Cette poignée de braves. Suédois et Finlandais, réunis par l’affection pour une patrie commune, a seule répandu quelque gloire sur les tristes souvenirs de 1808 et 1809, et cette gloire a trouvé un généreux écho dans les poésies de Runeberg. Sa muse populaire a gravé en traits impérissables dans la mémoire des Finlandais et des Suédois les figures de ces hommes énergiques et dévoués, dont le seul vœu était d’atténuer par leur sacrifice volontaire la honte qu’un gouvernement sans cœur appelait sur leur pays. On a pu lire ici même le portrait que Runeberg a tracé de l’héroïque Döbeln[1]; mais les Suédois répètent encore celui de l’intrépide Otto von Fieandt, qui, la cravache à la main, commandait pendant seize heures au feu son bataillon de douze cents braves, dormait trois heures et recommençait sans mot dire, puis celui du délicat et courageux Sandels, qui donnait à ses plaisirs toutes les heures que lui laissait la guerre, et qui s’arrachait de sa table pour aller se poster inébranlable au milieu du champ de bataille, immobile entre les balles, tête, cœur et rempart de son armée. Ces récits de Runeberg, petits poèmes issus, comme la bravoure de ses héros, du sentiment patriotique, sont l’épopée nationale de la Finlande moderne, comme le Kalevala est celle de l’ancienne et primitive Finlande.
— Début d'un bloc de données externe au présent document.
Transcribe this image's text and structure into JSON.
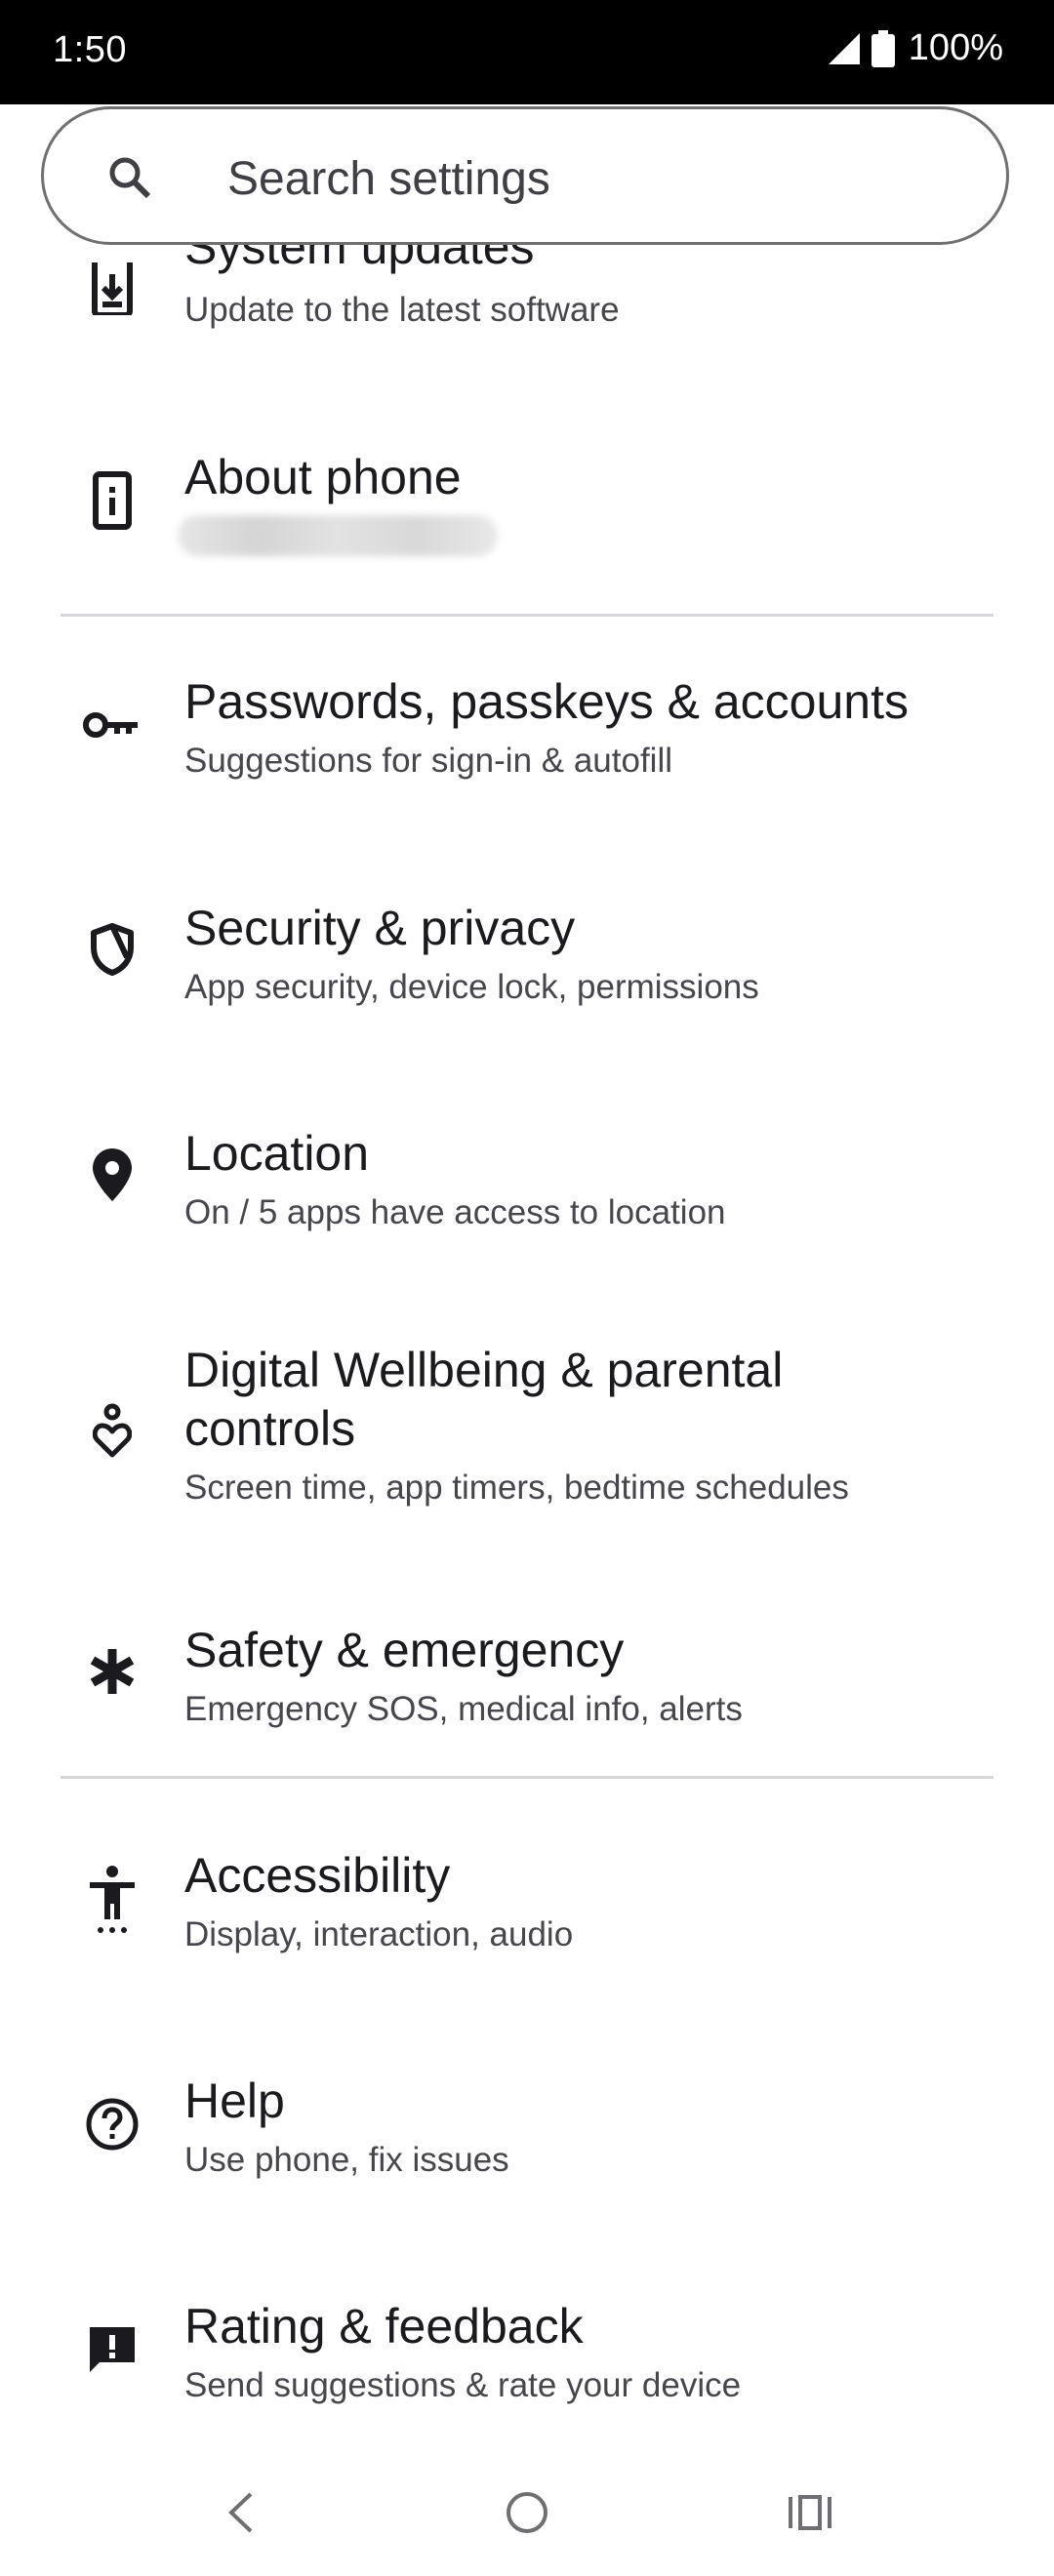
{
  "status_bar": {
    "time": "1:50",
    "battery": "100%"
  },
  "search": {
    "placeholder": "Search settings"
  },
  "items": [
    {
      "title": "System updates",
      "subtitle": "Update to the latest software",
      "icon": "system-update-icon"
    },
    {
      "title": "About phone",
      "subtitle": "",
      "icon": "about-phone-icon"
    },
    {
      "title": "Passwords, passkeys & accounts",
      "subtitle": "Suggestions for sign-in & autofill",
      "icon": "key-icon"
    },
    {
      "title": "Security & privacy",
      "subtitle": "App security, device lock, permissions",
      "icon": "shield-icon"
    },
    {
      "title": "Location",
      "subtitle": "On / 5 apps have access to location",
      "icon": "location-pin-icon"
    },
    {
      "title_line1": "Digital Wellbeing & parental",
      "title_line2": "controls",
      "subtitle": "Screen time, app timers, bedtime schedules",
      "icon": "wellbeing-icon"
    },
    {
      "title": "Safety & emergency",
      "subtitle": "Emergency SOS, medical info, alerts",
      "icon": "asterisk-icon"
    },
    {
      "title": "Accessibility",
      "subtitle": "Display, interaction, audio",
      "icon": "accessibility-icon"
    },
    {
      "title": "Help",
      "subtitle": "Use phone, fix issues",
      "icon": "help-icon"
    },
    {
      "title": "Rating & feedback",
      "subtitle": "Send suggestions & rate your device",
      "icon": "feedback-icon"
    }
  ],
  "nav": {
    "back": "back-icon",
    "home": "home-icon",
    "recents": "recents-icon"
  }
}
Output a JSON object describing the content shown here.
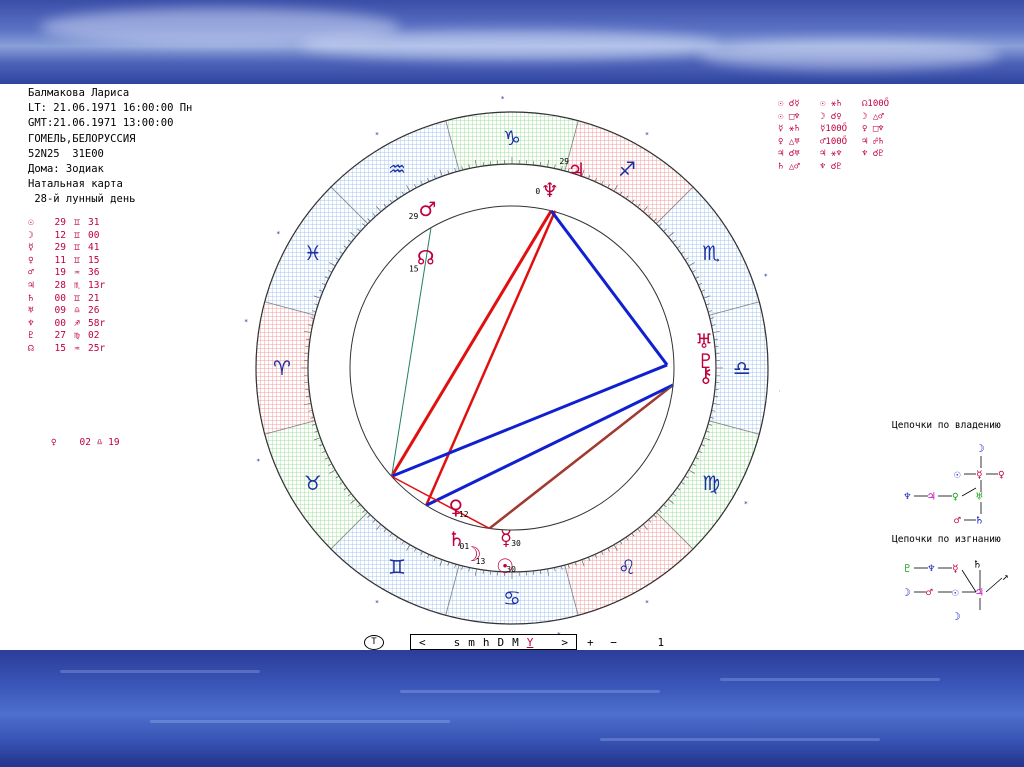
{
  "header": {
    "name": "Балмакова Лариса",
    "lt": "LT: 21.06.1971 16:00:00 Пн",
    "gmt": "GMT:21.06.1971 13:00:00",
    "place": "ГОМЕЛЬ,БЕЛОРУССИЯ",
    "coords": "52N25  31E00",
    "houses": "Дома: Зодиак",
    "chart_type": "Натальная карта",
    "lunar_day": " 28-й лунный день"
  },
  "planets": [
    {
      "glyph": "☉",
      "deg": "29",
      "sign": "♊",
      "min": "31"
    },
    {
      "glyph": "☽",
      "deg": "12",
      "sign": "♊",
      "min": "00"
    },
    {
      "glyph": "☿",
      "deg": "29",
      "sign": "♊",
      "min": "41"
    },
    {
      "glyph": "♀",
      "deg": "11",
      "sign": "♊",
      "min": "15"
    },
    {
      "glyph": "♂",
      "deg": "19",
      "sign": "♒",
      "min": "36"
    },
    {
      "glyph": "♃",
      "deg": "28",
      "sign": "♏",
      "min": "13r"
    },
    {
      "glyph": "♄",
      "deg": "00",
      "sign": "♊",
      "min": "21"
    },
    {
      "glyph": "♅",
      "deg": "09",
      "sign": "♎",
      "min": "26"
    },
    {
      "glyph": "♆",
      "deg": "00",
      "sign": "♐",
      "min": "58r"
    },
    {
      "glyph": "♇",
      "deg": "27",
      "sign": "♍",
      "min": "02"
    },
    {
      "glyph": "☊",
      "deg": "15",
      "sign": "♒",
      "min": "25r"
    }
  ],
  "extra_point": {
    "glyph": "♀",
    "deg": "02",
    "sign": "♎",
    "min": "19"
  },
  "aspects": [
    [
      "☉ ☌☿",
      "☉ ⚹♄",
      "☊100Ő"
    ],
    [
      "☉ □♆",
      "☽ ☌♀",
      "☽ △♂"
    ],
    [
      "☿ ⚹♄",
      "☿100Ő",
      "♀ □♆"
    ],
    [
      "♀ △♅",
      "♂100Ő",
      "♃ ☍♄"
    ],
    [
      "♃ ☌♅",
      "♃ ⚹♆",
      "♆ ☌♇"
    ],
    [
      "♄ △♂",
      "♆ ☌♇",
      ""
    ]
  ],
  "chains": {
    "ownership_label": "Цепочки по владению",
    "exile_label": "Цепочки по изгнанию"
  },
  "toolbar": {
    "circle": "T",
    "left": "<",
    "s": "s",
    "m": "m",
    "h": "h",
    "D": "D",
    "M": "M",
    "Y": "Y",
    "right": ">",
    "plus": "+",
    "minus": "−",
    "step": "1"
  },
  "zodiac": [
    "♈",
    "♉",
    "♊",
    "♋",
    "♌",
    "♍",
    "♎",
    "♏",
    "♐",
    "♑",
    "♒",
    "♓"
  ],
  "chart_planet_labels": {
    "mars": "29",
    "node": "15",
    "neptune": "0",
    "jupiter": "29",
    "saturn": "01",
    "moon": "13",
    "sun": "30",
    "venus": "12",
    "mercury": "30"
  },
  "colors": {
    "fire": "#f2a0a0",
    "earth": "#a0e0a0",
    "air": "#a8c8f0",
    "red": "#e01010",
    "blue": "#1020d0",
    "glyph": "#c0003c"
  }
}
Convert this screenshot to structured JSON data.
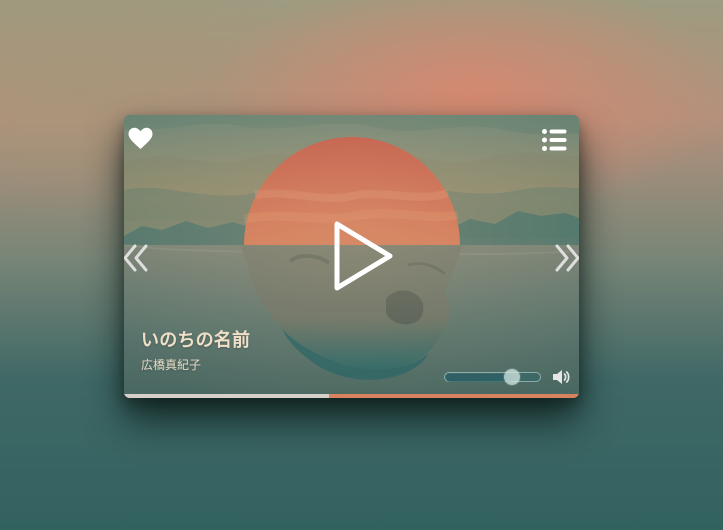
{
  "player": {
    "title": "いのちの名前",
    "artist": "広橋真紀子",
    "favorite_icon": "heart-icon",
    "playlist_icon": "playlist-icon",
    "previous_icon": "previous-icon",
    "next_icon": "next-icon",
    "play_icon": "play-icon",
    "volume_icon": "speaker-icon",
    "progress_percent": 45,
    "volume_percent": 72,
    "colors": {
      "accent": "#d8835f",
      "text": "#f1e0c8",
      "muted_text": "#e7dbc7",
      "progress_played": "#d7d0c9",
      "icon": "#ffffff"
    }
  }
}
Il ne s’agissait plus, nous l’avons dit, que d’éviter toute la honte d’une défaite entière et incontestée, et non de songer à conserver la Finlande. En vain Sandels fit-il aux Russes, en se retirant, de sanglans adieux; en vain Döbeln cherchait-il, avec son habileté ordinaire, à défendre les îles Aland : un rude hiver favorisa les entreprises de l’ennemi, qui envahit même la péninsule Scandinave et menaça Stockholm. La journée du 13 mars 1809, qui renversa le roi Gustave IV, parut être le châtiment et l’aveu tout à la fois des fautes commises par le gouvernement suédois. Pendant la période d’anarchie intérieure qui mit le comble à la misère de la Suède, depuis la journée du 13 mars jusqu’à la proclamation définitive de Charles XIII (6 juin de la même année), la Suède s’épuisa en vains efforts pour obtenir de l’empereur des Français son pardon et la

  1. Voyez la livraison du 1er septembre 1854.